UCLA professor: No racism in refusing to cancel final

LOS ANGELES (AP) — A University of California, Los Angeles, professor suspended over an email exchange with a student who wanted a final exam canceled or changed because of racial unrest said he’s receiving threats and wants his "reputation restored" after what he calls unfounded allegations of racism.

The controversy began June 2 when Gordon Klein, who teaches accounting and business law, received an email from a student who is not black that suggested the final for Klein's principles of taxation course might be canceled, shortened or graded differently for black students. The student said black classmates were suffering from fear, anxiety and trauma since the death of George Floyd at the hands of Minneapolis police, which galvanized protests nationwide.

Klein replied that the suggestion would be difficult because coronavirus restrictions meant his videotaped lectures were all online and he doesn't know the races of his students in most cases. He added that canceling the final exam wasn't an option because it represented the entire course grade.

Klein said the student, whom he declined to identify, wrote back to apologize, adding he didn't mean to be offensive. The two had known each other from a previous class, and in the student's first email, he'd thanked Klein for providing him and others with “anti-racist resources.”

By the next day, however, Klein's email was trending on Twitter, an online petition demanding he be fired was launched by another student and the dean of UCLA's Anderson School of Management, where Klein has taught for 39 years, was demanding answers.

Some of those responding to the online petition were most offended by his email’s closing remarks, in which he paraphrased Martin Luther King’s famous statement that people should be judged not by the color of their skin but the content of their character.

Klein, who is white, said he did that as an admirer of King.

His email also questioned how biracial students, if there are any in the class, should be treated, asking, “Are there any students that may be of mixed parentage, such as half-black-half Asian? What do you suggest I do with respect to them? A full concession or just half?”

He also asked if any white students from Minneapolis might be going through their own trauma, worried they would be seen as racist because of what happened in their city and how they should be handled.

Klein said he meant nothing offensive in any of the remarks.

“I come from a Detroit family where my mother taught in inner-city Detroit, where my father was an accountant for auto workers' unions and where I co-taught an African American studies class at the University of Michigan,” he said. “I abhor the identification of individuals by their race, whether you plan to disfavor them or favor them. I believe in a race-neutral world.”

In a brief statement Wednesday, UCLA said, “The lecturer is on leave from campus and his classes have been reassigned to other faculty.”

The statement added that UCLA is “committed to creating a learning, working and living environment that is free from discrimination, harassment or retaliation” and that the university investigates all allegations involving those issues.

Klein said he plans to defend himself vigorously and has enlisted the aid of the nonprofit Foundation for Individual Rights in Education, which has accused UCLA of violating his free-speech rights.

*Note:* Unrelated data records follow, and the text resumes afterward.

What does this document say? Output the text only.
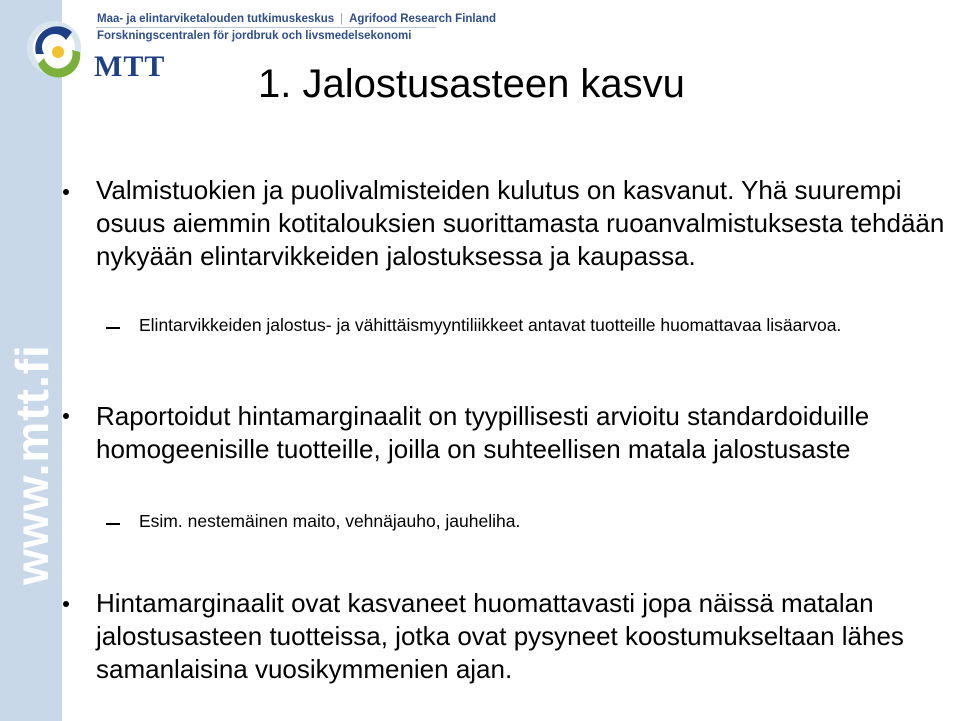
www.mtt.fi
Maa- ja elintarviketalouden tutkimuskeskus | Agrifood Research Finland
Forskningscentralen för jordbruk och livsmedelsekonomi
MTT 1. Jalostusasteen kasvu
Valmistuokien ja puolivalmisteiden kulutus on kasvanut. Yhä suurempi osuus aiemmin kotitalouksien suorittamasta ruoanvalmistuksesta tehdään nykyään elintarvikkeiden jalostuksessa ja kaupassa.
Elintarvikkeiden jalostus- ja vähittäismyyntiliikkeet antavat tuotteille huomattavaa lisäarvoa.
Raportoidut hintamarginaalit on tyypillisesti arvioitu standardoiduille homogeenisille tuotteille, joilla on suhteellisen matala jalostusaste
Esim. nestemäinen maito, vehnäjauho, jauheliha.
Hintamarginaalit ovat kasvaneet huomattavasti jopa näissä matalan jalostusasteen tuotteissa, jotka ovat pysyneet koostumukseltaan lähes samanlaisina vuosikymmenien ajan.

“I would like to get my reputation restored, and I will engage in all lawful means from our legal system to ensure that occurs,” he said, adding, “It is the height of ludicrosity for anyone to suggest that a single bone in my body is racist.”

After a brief phone call with his dean the day after the emails, Klein learned he was being placed on involuntary leave until June 24.

Klein holds a law degree, is a certified public accountant and the author of the textbook “Ethics in Accounting: A Decision-Making Approach,” according to his UCLA bio.